From Survival to Stability: How Economic Empowerment Is Changing Lives in Nasarawa State

For many young women in Nasarawa State particularly Female Sex Workers (FSW) and Females Who Use Drugs (FWUD) economic vulnerability sits at the center of daily risk. When income is uncertain, choices narrow. Health suffers. Safety is compromised. Dignity feels distant. This is why economic empowerment is not optional in our work, it is foundational.

Under our ongoing project, we designed a practical pathway from survival to stability, built on three pillars: skills acquisition, start-up support, and systems that sustain progress. Fifty young women enrolled in hands-on training across market-relevant skills including catering and pastries, makeup artistry, hair styling and gele tying, and cosmetology. Each participant chose a skill aligned with personal interest and local demand, ensuring learning translated into real opportunity—not theory.
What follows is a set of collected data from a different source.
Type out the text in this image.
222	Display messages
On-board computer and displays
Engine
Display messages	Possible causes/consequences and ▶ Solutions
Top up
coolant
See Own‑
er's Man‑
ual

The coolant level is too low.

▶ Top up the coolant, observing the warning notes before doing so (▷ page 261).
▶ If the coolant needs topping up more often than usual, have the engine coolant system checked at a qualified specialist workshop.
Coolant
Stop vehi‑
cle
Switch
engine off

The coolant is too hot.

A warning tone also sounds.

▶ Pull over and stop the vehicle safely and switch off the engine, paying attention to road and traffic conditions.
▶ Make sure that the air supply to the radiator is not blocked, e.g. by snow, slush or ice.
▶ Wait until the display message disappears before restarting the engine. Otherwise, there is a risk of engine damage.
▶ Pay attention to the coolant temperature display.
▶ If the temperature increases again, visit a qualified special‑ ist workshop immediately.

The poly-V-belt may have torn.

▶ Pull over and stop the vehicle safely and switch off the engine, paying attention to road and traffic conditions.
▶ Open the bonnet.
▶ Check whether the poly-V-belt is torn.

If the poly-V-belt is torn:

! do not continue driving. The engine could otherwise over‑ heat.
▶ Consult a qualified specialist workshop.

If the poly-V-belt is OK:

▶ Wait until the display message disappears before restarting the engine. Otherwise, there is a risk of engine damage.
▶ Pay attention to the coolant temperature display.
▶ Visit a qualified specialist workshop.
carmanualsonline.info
Training alone, however, is never enough. To bridge the gap between learning and earning, every participant received start-up support to help launch or strengthen her chosen trade. For many, this was the first time someone invested directly in their potential. One participant shared, “I always knew I could do more, but I never had the chance. Now I have tools, skills, and confidence to start.” That confidence matters—it shifts mindset, restores agency, and opens doors to safer livelihoods.

To ensure sustainability beyond a single training cycle, we developed a Community Economic Empowerment Manual—a practical guide shaped through co-creation with stakeholders, practitioners, and community actors. The manual standardizes best practices, outlines mentorship pathways, and supports replication across communities. It also anchors empowerment within a wider ecosystem—linking beneficiaries to mentors, markets, and supportive institutions.
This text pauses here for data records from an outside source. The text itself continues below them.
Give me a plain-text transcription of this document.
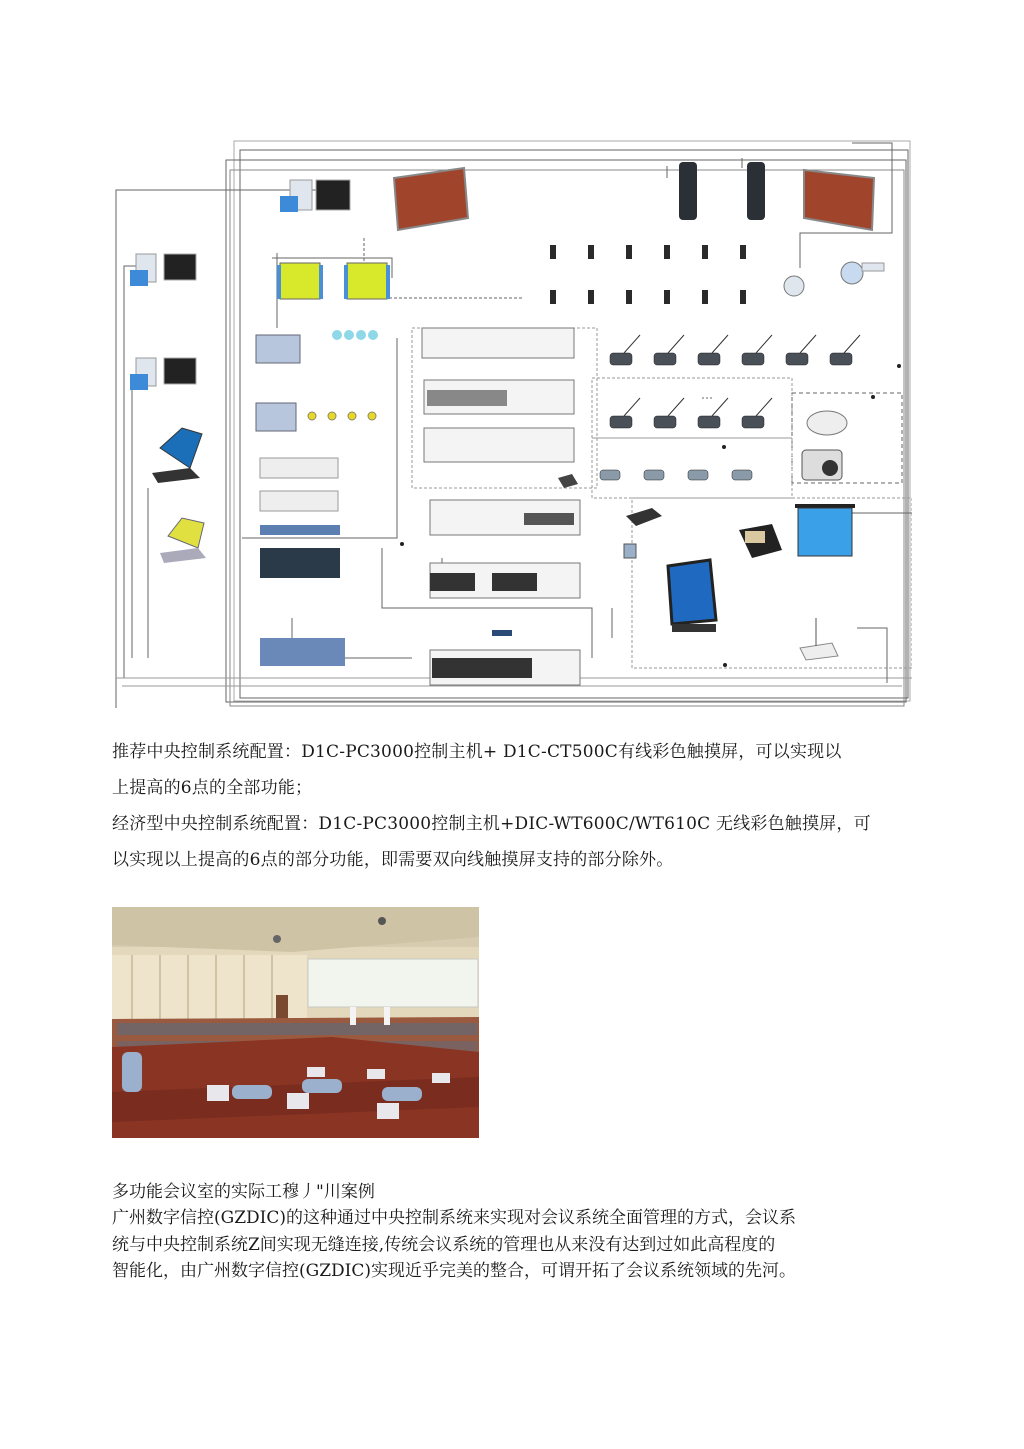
推荐中央控制系统配置：D1C-PC3000控制主机+ D1C-CT500C有线彩色触摸屏，可以实现以
上提高的6点的全部功能；
经济型中央控制系统配置：D1C-PC3000控制主机+DIC-WT600C/WT610C 无线彩色触摸屏，可
以实现以上提高的6点的部分功能，即需要双向线触摸屏支持的部分除外。
多功能会议室的实际工穆丿"川案例
广州数字信控(GZDIC)的这种通过中央控制系统来实现对会议系统全面管理的方式，会议系
统与中央控制系统Z间实现无缝连接,传统会议系统的管理也从来没有达到过如此高程度的
智能化，由广州数字信控(GZDIC)实现近乎完美的整合，可谓开拓了会议系统领域的先河。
What makes this approach work is the combination of skills + mentorship + systems. Skills create opportunity. Mentorship builds confidence and resilience. Systems ensure continuity and accountability. Together, they reduce reliance on unsafe survival strategies, improve mental well-being, and strengthen access to health and social services.

Economic empowerment, in this context, is more than income generation. It is choice. It is safety. It is dignity. And for the young women participating in this program, it is the beginning of a future they are now equipped to shape—on their own terms.